The sisters smile and nod and nod, knowing the feeling well. Maybe I do understand a little, and maybe church wouldn't be so scary after all? We all want to belong. We were made to belong. To Him. To each other. In perfect unity.

"Well, I would LOVE for you to come!..."

We share names and a few more words then goodbye. I've thought of her, Jennifer, a lot since then. I hope and pray that she comes in the Light to Warmth and Hope on Sunday. I'll be there on time this week. I'll really, really try to be.

My heart was already splitting, burdened, for those in need. So many people, so many kinds of need. The encounter with Jennifer just ripped the seams wide open. And I know that I am not the source of any of the solutions, I just want to used by Him who holds all this patched up world together.

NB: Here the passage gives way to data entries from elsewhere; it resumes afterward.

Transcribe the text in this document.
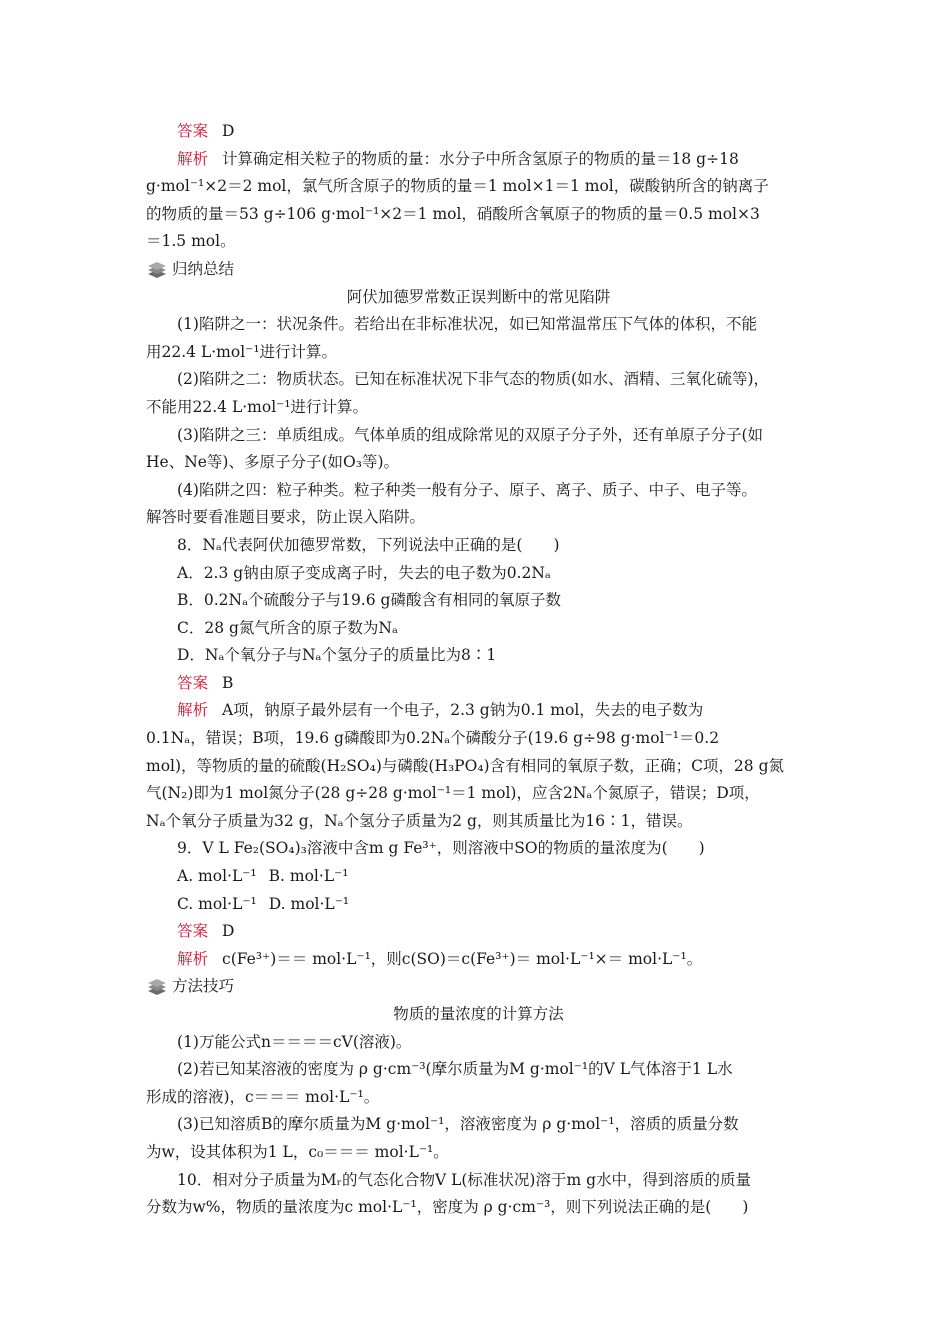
答案 D
解析 计算确定相关粒子的物质的量：水分子中所含氢原子的物质的量＝18 g÷18
g·mol⁻¹×2＝2 mol，氯气所含原子的物质的量＝1 mol×1＝1 mol，碳酸钠所含的钠离子
的物质的量＝53 g÷106 g·mol⁻¹×2＝1 mol，硝酸所含氧原子的物质的量＝0.5 mol×3
＝1.5 mol。
归纳总结
阿伏加德罗常数正误判断中的常见陷阱
(1)陷阱之一：状况条件。若给出在非标准状况，如已知常温常压下气体的体积，不能
用22.4 L·mol⁻¹进行计算。
(2)陷阱之二：物质状态。已知在标准状况下非气态的物质(如水、酒精、三氧化硫等)，
不能用22.4 L·mol⁻¹进行计算。
(3)陷阱之三：单质组成。气体单质的组成除常见的双原子分子外，还有单原子分子(如
He、Ne等)、多原子分子(如O₃等)。
(4)陷阱之四：粒子种类。粒子种类一般有分子、原子、离子、质子、中子、电子等。
解答时要看准题目要求，防止误入陷阱。
8．Nₐ代表阿伏加德罗常数，下列说法中正确的是(　　)
A．2.3 g钠由原子变成离子时，失去的电子数为0.2Nₐ
B．0.2Nₐ个硫酸分子与19.6 g磷酸含有相同的氧原子数
C．28 g氮气所含的原子数为Nₐ
D．Nₐ个氧分子与Nₐ个氢分子的质量比为8∶1
答案 B
解析 A项，钠原子最外层有一个电子，2.3 g钠为0.1 mol，失去的电子数为
0.1Nₐ，错误；B项，19.6 g磷酸即为0.2Nₐ个磷酸分子(19.6 g÷98 g·mol⁻¹＝0.2
mol)，等物质的量的硫酸(H₂SO₄)与磷酸(H₃PO₄)含有相同的氧原子数，正确；C项，28 g氮
气(N₂)即为1 mol氮分子(28 g÷28 g·mol⁻¹＝1 mol)，应含2Nₐ个氮原子，错误；D项，
Nₐ个氧分子质量为32 g，Nₐ个氢分子质量为2 g，则其质量比为16∶1，错误。
9．V L Fe₂(SO₄)₃溶液中含m g Fe³⁺，则溶液中SO的物质的量浓度为(　　)
A. mol·L⁻¹ B. mol·L⁻¹
C. mol·L⁻¹ D. mol·L⁻¹
答案 D
解析 c(Fe³⁺)＝＝ mol·L⁻¹，则c(SO)＝c(Fe³⁺)＝ mol·L⁻¹×＝ mol·L⁻¹。
方法技巧
物质的量浓度的计算方法
(1)万能公式n＝＝＝＝cV(溶液)。
(2)若已知某溶液的密度为 ρ g·cm⁻³(摩尔质量为M g·mol⁻¹的V L气体溶于1 L水
形成的溶液)，c＝＝＝ mol·L⁻¹。
(3)已知溶质B的摩尔质量为M g·mol⁻¹，溶液密度为 ρ g·mol⁻¹，溶质的质量分数
为w，设其体积为1 L，c₀＝＝＝ mol·L⁻¹。
10．相对分子质量为Mᵣ的气态化合物V L(标准状况)溶于m g水中，得到溶质的质量
分数为w%，物质的量浓度为c mol·L⁻¹，密度为 ρ g·cm⁻³，则下列说法正确的是(　　)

I know there is a time for everything, and now must be my time for searching. I am having to seek the LORD in ways I've never had to before, trust Him deeper, ask harder questions and be okay with not understanding His answer.

It is okay to not know everything. I'm just not usually this aware of how much I don't know. I think that is a good thing too.

I know Him. He Who crushed my insecurities by letting me belong to Him. That is so much more than enough.

My heart says of you, ''Seek his face!'' Your face, LORD, I will seek.